Boxing Day is the day after Christmas Day. Like Christmas Day it is also a national holiday in Canada. The name goes back to medieval times, more than 800 years ago, when alms boxes were placed at the back of every church to collect money for the poor. Traditionally, it is on this day that the alms box at every Canada church is opened and the contents are distributed to the poor.
Historians say the holiday developed because servants were required to work on Christmas Day, but took the following day off. As servants prepared to leave to visit their families, their employers would present them with Christmas boxes
Did you know?
The Christmas boxes were made from clay and were not made in the shape of a box. They were hollow clay balls with a slit in the top.

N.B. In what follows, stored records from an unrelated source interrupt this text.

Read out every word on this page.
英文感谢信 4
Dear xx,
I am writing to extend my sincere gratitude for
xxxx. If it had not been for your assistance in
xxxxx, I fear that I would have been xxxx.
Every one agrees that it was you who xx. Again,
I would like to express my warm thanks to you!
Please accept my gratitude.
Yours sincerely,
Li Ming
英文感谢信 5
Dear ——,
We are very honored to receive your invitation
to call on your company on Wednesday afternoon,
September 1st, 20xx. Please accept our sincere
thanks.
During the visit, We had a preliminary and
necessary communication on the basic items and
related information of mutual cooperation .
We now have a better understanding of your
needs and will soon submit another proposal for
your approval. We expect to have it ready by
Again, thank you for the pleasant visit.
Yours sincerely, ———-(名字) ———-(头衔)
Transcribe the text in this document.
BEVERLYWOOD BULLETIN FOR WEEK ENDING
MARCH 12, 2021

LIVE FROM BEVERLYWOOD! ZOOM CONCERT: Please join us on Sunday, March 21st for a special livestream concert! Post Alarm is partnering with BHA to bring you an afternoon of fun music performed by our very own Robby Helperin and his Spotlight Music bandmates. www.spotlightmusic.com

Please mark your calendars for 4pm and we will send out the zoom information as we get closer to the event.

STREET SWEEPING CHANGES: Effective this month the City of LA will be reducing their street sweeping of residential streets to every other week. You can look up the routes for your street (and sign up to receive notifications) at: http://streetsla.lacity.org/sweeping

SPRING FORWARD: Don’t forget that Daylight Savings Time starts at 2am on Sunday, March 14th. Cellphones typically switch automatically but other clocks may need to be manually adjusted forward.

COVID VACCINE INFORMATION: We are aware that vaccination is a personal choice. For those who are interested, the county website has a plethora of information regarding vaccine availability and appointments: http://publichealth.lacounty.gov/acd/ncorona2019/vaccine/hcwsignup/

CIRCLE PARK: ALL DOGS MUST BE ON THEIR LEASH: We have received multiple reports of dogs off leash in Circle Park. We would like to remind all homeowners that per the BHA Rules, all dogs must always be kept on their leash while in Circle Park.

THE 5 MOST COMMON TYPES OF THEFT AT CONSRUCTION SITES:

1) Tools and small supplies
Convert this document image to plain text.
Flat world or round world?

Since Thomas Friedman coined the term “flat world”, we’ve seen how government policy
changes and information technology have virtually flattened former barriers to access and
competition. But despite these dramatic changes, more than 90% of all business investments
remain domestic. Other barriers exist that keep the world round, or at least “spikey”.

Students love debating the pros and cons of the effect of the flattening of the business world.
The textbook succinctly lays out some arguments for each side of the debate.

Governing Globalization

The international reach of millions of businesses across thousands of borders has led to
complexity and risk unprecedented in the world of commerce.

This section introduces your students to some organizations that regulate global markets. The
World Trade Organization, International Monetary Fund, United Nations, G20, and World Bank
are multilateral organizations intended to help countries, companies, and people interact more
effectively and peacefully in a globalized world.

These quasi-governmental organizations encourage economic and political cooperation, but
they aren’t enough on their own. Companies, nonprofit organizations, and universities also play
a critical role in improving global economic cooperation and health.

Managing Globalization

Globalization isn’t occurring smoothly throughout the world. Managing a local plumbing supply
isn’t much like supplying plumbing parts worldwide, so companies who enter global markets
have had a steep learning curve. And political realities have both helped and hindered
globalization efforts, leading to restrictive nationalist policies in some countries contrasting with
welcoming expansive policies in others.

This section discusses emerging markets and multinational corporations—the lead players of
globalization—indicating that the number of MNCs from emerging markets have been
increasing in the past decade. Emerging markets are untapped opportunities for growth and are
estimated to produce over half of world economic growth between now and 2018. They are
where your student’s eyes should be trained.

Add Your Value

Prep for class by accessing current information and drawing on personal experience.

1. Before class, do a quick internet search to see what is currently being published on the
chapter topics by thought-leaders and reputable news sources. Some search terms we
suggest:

During the late 18th century, Lords and Ladies of the manor would "box up" their leftover food, or sometimes gifts and distribute them the day after Christmas to tenants who lived and worked on their lands.
The tradition of giving money still continues today. It is customary for householders to give small gifts or monetary tips to regular visiting trades people (the milkman, dustman, coalman, paper boy etc.) and, in some work places, for employers to give a Christmas bonus to employees.
Boxing Day is also know as
St. Stephen’s Day
(when Good King Wenceslas looked out).
‘Good King Wenceslas looked out,
On the Feast of Stephen………..’
He lived in Rome and was the first man to be killed for believing in the teachings of Jesus. His story is told in the Acts of the
Apostles 6: 1 to 8: 2.
Some people claim that he shares this day with another St Stephen, who came from Sweden. St Stephen of Sweden is the patron saint of horses. Boxing Day has long be associated with outdoor sports, especially horse racing and hunting.
Boxing Day Hunts
Traditionally Boxing Day is a day for fox hunting, but the tradition of the December 26th hunt is changing. The ‘sport’ is slowly dying out due to the growing support for the fox.
Boxing Day is usually the day when families travel to meet together if they spent Christmas Day at their own home. It is a day of watching sports and playing board games.